A member of the rally who turned violent reportedly carved out a young policeman's eyes. Young men mercilessly beat policemen while the former retaliated.

Others allegedly broke into the MPRP building, located in central Ulaanbaatar, and looted shops and a bank located on the first floor.

In the process, journalists and passersby were injured, and property were damaged. The group prevented fire engines from approaching the MPRP building and the fire spread to the nearby Opera House and and art gallery.

Although the President has convened the National Security Council but it mainly focused on elections, electoral fraud, and re-elections instead of the urgent need to stop the violence and prevent further harm to people and property.

 Following the announcement of emergency, the President also ordered the shut down of all television and radio channels except the Mongolian National Public Radio and Television.

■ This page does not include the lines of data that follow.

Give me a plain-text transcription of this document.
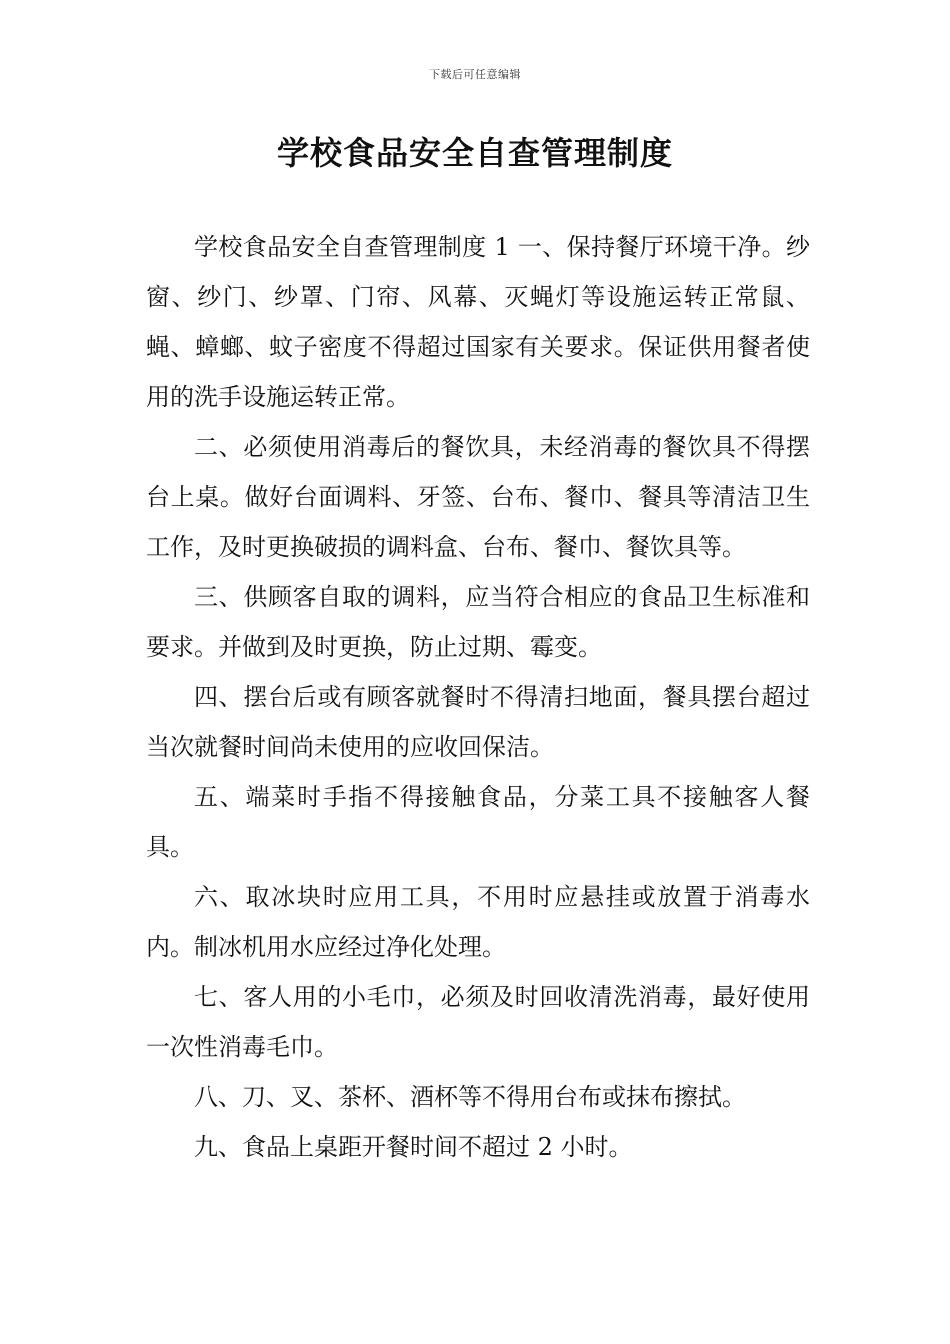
下载后可任意编辑
学校食品安全自查管理制度

学校食品安全自查管理制度 1 一、保持餐厅环境干净。纱窗、纱门、纱罩、门帘、风幕、灭蝇灯等设施运转正常鼠、蝇、蟑螂、蚊子密度不得超过国家有关要求。保证供用餐者使用的洗手设施运转正常。

二、必须使用消毒后的餐饮具，未经消毒的餐饮具不得摆台上桌。做好台面调料、牙签、台布、餐巾、餐具等清洁卫生工作，及时更换破损的调料盒、台布、餐巾、餐饮具等。

三、供顾客自取的调料，应当符合相应的食品卫生标准和要求。并做到及时更换，防止过期、霉变。

四、摆台后或有顾客就餐时不得清扫地面，餐具摆台超过当次就餐时间尚未使用的应收回保洁。

五、端菜时手指不得接触食品，分菜工具不接触客人餐具。

六、取冰块时应用工具，不用时应悬挂或放置于消毒水内。制冰机用水应经过净化处理。

七、客人用的小毛巾，必须及时回收清洗消毒，最好使用一次性消毒毛巾。

八、刀、叉、茶杯、酒杯等不得用台布或抹布擦拭。

九、食品上桌距开餐时间不超过 2 小时。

Human rights activists are concerned that the police and armed forces may subject the detainees to inhuman and cruel treatment free from media and civil society Activists say that the role of independent media and civil society is even more crucial during a state of emergency.

They will monitor the implementation of the State of Emergency to observe and, if possible, to prevent human rights abuses.

Human rights activists, almost exclusively women in the Mongolian context, have called on all political forces to call on the voters to immediately stop the violence and seek to resolve the conflict in a non-violent way.

FORUM-ASIA issued a statement urging for the President to immediately remove the state of emergency status, to restraint the government from any inhuman and cruel treatment on the detainees and to allow the media to operate freely in order to guarantee there is no cover up in the handling of detainees from the demonstration and free access to information.